En los últimos años, hemos asistido a un fenómeno preocupante en nuestras ciudades: el aumento exponencial del precio del alquiler, la conversión masiva de viviendas en pisos turísticos ilegales y el fraccionamiento de pisos en habitaciones diminutas a precios desorbitados.
Frente a esta realidad, surgen nuevas formas de especulación disfrazadas de modernidad y emprendimiento. La abogada y exparlamentaria Alejandra Jacinto ha acuñado el término «inmobros», que son el primo con ladrillo de los «criptobros». Los inmobros son pequeños inversores que, al calor de las plataformas digitales, compran viviendas, las reforman mínimamente y las exprimen al máximo a través de subarriendos, alquiler por habitaciones o turísticos. Y sí, su efecto agregado sobre el mercado es tan devastador como el de los grandes fondos.

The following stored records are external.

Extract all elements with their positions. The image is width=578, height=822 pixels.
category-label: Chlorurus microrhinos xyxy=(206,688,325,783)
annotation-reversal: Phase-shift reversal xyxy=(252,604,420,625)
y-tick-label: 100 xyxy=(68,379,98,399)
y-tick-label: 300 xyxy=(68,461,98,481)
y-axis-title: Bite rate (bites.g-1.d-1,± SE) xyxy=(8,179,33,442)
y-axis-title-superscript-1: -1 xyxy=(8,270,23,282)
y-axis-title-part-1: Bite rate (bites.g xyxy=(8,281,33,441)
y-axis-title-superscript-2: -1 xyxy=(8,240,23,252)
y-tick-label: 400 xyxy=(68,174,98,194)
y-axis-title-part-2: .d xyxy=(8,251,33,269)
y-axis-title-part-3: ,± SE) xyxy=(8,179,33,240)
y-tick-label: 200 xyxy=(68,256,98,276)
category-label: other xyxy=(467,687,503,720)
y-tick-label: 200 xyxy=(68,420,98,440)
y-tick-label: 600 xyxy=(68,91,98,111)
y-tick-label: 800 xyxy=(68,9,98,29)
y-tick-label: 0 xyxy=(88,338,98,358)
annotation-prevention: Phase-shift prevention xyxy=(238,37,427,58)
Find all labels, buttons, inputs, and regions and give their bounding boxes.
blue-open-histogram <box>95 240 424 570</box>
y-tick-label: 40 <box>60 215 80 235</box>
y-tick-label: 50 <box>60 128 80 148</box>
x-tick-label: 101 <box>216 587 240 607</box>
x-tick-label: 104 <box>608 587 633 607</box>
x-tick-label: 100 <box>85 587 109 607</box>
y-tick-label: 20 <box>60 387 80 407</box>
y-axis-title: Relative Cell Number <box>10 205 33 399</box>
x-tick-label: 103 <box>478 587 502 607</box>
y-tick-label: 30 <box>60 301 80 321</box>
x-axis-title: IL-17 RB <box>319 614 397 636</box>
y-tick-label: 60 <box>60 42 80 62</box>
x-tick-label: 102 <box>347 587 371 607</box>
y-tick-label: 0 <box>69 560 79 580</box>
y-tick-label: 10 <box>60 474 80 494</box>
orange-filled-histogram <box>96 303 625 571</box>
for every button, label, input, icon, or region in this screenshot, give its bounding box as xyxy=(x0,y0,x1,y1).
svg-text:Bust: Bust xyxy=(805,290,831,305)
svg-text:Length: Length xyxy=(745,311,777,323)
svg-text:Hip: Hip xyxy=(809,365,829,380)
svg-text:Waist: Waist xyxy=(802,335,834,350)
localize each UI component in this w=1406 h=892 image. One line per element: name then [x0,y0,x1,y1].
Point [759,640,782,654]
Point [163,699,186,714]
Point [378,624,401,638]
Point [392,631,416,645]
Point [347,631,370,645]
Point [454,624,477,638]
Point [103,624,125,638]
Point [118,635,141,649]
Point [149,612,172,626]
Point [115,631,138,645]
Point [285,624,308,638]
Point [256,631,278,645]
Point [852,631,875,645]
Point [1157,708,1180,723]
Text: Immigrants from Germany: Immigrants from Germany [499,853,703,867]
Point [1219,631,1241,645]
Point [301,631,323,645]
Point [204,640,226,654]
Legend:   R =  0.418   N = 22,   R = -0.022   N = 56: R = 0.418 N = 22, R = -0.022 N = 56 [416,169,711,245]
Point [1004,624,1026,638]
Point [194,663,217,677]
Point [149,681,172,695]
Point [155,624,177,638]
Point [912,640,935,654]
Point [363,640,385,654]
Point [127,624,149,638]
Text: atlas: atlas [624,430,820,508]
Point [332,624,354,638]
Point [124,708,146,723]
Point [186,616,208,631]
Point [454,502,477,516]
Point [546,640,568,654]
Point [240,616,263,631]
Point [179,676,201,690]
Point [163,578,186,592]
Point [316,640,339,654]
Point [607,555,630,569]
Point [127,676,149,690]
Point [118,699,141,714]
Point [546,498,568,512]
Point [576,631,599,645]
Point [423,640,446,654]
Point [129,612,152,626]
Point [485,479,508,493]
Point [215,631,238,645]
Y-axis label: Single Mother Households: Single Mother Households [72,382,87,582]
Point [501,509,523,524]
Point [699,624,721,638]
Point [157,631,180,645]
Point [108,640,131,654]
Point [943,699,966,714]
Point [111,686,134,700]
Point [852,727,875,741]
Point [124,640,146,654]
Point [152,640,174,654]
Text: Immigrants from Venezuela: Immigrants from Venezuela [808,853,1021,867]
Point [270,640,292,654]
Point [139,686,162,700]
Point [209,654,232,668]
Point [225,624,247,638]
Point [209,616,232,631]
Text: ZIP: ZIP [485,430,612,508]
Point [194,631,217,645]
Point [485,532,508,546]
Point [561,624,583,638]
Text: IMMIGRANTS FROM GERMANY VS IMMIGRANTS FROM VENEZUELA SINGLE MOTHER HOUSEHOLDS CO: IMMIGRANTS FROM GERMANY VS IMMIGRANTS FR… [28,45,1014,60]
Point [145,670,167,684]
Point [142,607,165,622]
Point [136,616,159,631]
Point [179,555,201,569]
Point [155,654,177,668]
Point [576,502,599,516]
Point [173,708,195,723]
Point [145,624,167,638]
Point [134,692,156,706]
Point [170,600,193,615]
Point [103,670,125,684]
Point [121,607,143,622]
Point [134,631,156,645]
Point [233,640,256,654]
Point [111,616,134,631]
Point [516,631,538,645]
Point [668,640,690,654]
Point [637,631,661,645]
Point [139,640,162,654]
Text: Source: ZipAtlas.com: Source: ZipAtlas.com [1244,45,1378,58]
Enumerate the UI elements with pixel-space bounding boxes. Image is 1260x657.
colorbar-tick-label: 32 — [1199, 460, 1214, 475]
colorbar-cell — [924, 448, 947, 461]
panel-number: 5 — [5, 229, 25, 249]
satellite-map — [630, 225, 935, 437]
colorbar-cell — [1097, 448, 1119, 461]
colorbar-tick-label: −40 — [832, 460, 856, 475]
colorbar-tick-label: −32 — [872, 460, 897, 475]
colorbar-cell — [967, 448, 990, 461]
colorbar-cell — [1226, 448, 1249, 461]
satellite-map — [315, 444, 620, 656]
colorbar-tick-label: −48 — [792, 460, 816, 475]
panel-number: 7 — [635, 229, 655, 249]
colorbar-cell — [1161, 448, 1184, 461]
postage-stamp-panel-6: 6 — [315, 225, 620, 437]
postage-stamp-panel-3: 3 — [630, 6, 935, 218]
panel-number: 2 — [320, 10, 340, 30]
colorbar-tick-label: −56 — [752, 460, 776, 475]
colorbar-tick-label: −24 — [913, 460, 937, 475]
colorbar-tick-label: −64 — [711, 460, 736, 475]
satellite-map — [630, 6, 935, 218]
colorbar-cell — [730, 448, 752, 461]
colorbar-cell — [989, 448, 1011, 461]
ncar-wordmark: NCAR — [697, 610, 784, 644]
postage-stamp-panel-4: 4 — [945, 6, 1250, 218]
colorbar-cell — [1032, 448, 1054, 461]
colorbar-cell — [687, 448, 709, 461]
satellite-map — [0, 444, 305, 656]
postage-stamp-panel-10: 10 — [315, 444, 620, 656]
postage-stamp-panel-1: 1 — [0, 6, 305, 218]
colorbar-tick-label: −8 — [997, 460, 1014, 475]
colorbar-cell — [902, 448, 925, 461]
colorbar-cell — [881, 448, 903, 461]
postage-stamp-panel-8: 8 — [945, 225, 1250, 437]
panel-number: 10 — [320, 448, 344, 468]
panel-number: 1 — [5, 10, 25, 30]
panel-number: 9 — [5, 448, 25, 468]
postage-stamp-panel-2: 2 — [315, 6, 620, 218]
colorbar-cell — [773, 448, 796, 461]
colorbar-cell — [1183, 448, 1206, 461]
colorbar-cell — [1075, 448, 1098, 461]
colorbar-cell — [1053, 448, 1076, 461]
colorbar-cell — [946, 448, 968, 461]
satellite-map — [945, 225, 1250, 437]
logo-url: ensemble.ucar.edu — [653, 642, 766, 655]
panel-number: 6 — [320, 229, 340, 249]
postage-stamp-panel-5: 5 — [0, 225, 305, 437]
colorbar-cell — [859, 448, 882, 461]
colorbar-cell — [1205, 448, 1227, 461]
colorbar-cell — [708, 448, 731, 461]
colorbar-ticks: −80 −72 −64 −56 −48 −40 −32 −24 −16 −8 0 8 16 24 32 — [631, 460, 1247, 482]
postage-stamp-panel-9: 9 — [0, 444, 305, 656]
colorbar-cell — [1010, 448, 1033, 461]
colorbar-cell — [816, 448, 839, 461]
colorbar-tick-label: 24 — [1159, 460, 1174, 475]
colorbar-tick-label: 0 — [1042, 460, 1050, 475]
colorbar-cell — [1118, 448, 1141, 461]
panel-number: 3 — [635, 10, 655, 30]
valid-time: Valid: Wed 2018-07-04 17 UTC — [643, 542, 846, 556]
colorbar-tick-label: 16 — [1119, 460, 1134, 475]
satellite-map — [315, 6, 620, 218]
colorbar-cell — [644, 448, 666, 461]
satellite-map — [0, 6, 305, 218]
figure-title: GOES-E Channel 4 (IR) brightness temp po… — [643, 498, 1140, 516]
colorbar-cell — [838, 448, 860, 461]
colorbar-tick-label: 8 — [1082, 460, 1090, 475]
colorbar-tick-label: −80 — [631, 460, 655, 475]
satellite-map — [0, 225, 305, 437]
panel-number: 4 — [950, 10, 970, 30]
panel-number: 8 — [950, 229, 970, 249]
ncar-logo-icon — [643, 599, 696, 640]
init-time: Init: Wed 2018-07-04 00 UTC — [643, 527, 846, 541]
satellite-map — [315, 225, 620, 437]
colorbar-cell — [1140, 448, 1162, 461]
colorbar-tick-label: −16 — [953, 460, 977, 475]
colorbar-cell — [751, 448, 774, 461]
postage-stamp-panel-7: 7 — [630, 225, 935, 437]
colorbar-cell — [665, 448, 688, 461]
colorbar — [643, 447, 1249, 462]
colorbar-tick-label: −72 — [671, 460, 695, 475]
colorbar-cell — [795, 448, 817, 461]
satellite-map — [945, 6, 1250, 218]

El término utilizado por Jacinto en el diario Público no es un insulto, ni una guerra contra la libertad de empresa. Es una radiografía de un problema urgente que está afectando a miles de familias, jóvenes y trabajadores a través de alquileres inasumibles, expulsión de residentes, gentrificación y aumento exponencial de la pobreza urbana.
¿QUÉ ES UN INMOBRO?
El término puede sonar provocador, pero en realidad describe una figura que se ha ido consolidando gracias a la falta de regulación, la pasividad de muchas administraciones y la proliferación de contenido en redes sociales que promueve la inversión en vivienda como una forma de ingreso pasivo rápido.
Son canales que venden cursos, estrategias y fórmulas milagrosas para ‘vivir de las rentas’ sin tener grandes patrimonios, aprovechando rendijas legales (o directamente ilegales) para maximizar beneficios a costa del acceso a la vivienda de otras personas. Los inmobros no son necesariamente grandes propietarios.

Suelen ser individuos o pequeñas empresas que compran una o dos viviendas y las rentabilizan fragmentándolas en habitaciones —con cerraduras en cada puerta, alquileres por semanas o sin contrato— o convirtiéndolas en pisos turísticos sin licencia, aprovechando la falta de controles reales por parte de muchos ayuntamientos.
Lo que hacen, en resumen, es multiplicar el rendimiento de un inmueble sin preocuparse por el impacto social o urbano.
ECONOMÍA DE LA PRECARIEDAD
A menudo se quiere vender esta práctica como una forma de ‘democratizar la inversión’. Sin embargo, en muchas ocasiones se democratiza la especulación. La lógica del beneficio máximo, sin ética ni responsabilidad social, termina degradando el mercado para todos: empuja los precios al alza, expulsa a residentes históricos y convierte barrios enteros en lugares de tránsito o, peor aún, en parques temáticos turísticos.
En muchos casos, las viviendas adquiridas por estos microinversores estaban destinadas originalmente al alquiler residencial. Su transformación en pisos por habitaciones o apartamentos turísticos no solo reduce la oferta para quienes buscan vivir en la ciudad, sino que además devalúa las condiciones de habitabilidad.
Nos encontramos con personas viviendo en espacios sin ventilación, con baños compartidos entre cinco o seis inquilinos, contratos verbales o directamente sin derechos legales. Y todo esto se da bajo la apariencia de legalidad, con un discurso que enmascara esta especulación como «emprendimiento», cuando en realidad no es más que rentismo adaptado a las nuevas herramientas digitales.
Plataformas como Airbnb, canales de YouTube o foros de inversión actúan como verdaderos catalizadores de un modelo que ve en la vivienda no un derecho, sino una oportunidad de negocio fácil y rápida.
RESPONSABILIDAD
Este fenómeno no sería posible sin la complicidad, directa o indirecta, de muchas administraciones. En algunas ciudades como Madrid se tolera abiertamente la actividad de pisos turísticos ilegales. En otras, no existen controles sobre el subarriendo o la multiplicación de contratos dentro de una misma vivienda.
Las sanciones, cuando existen, son mínimas o ineficaces. Todo esto genera un efecto llamada que incentiva la entrada de más pequeños especuladores en un mercado donde la ética brilla por su ausencia.
Además, la falta de un parque público de vivienda en alquiler contribuye a la tensión del mercado. La escasa oferta pública fuerza a quienes tienen menos recursos a depender de un mercado privado cada vez más inaccesible.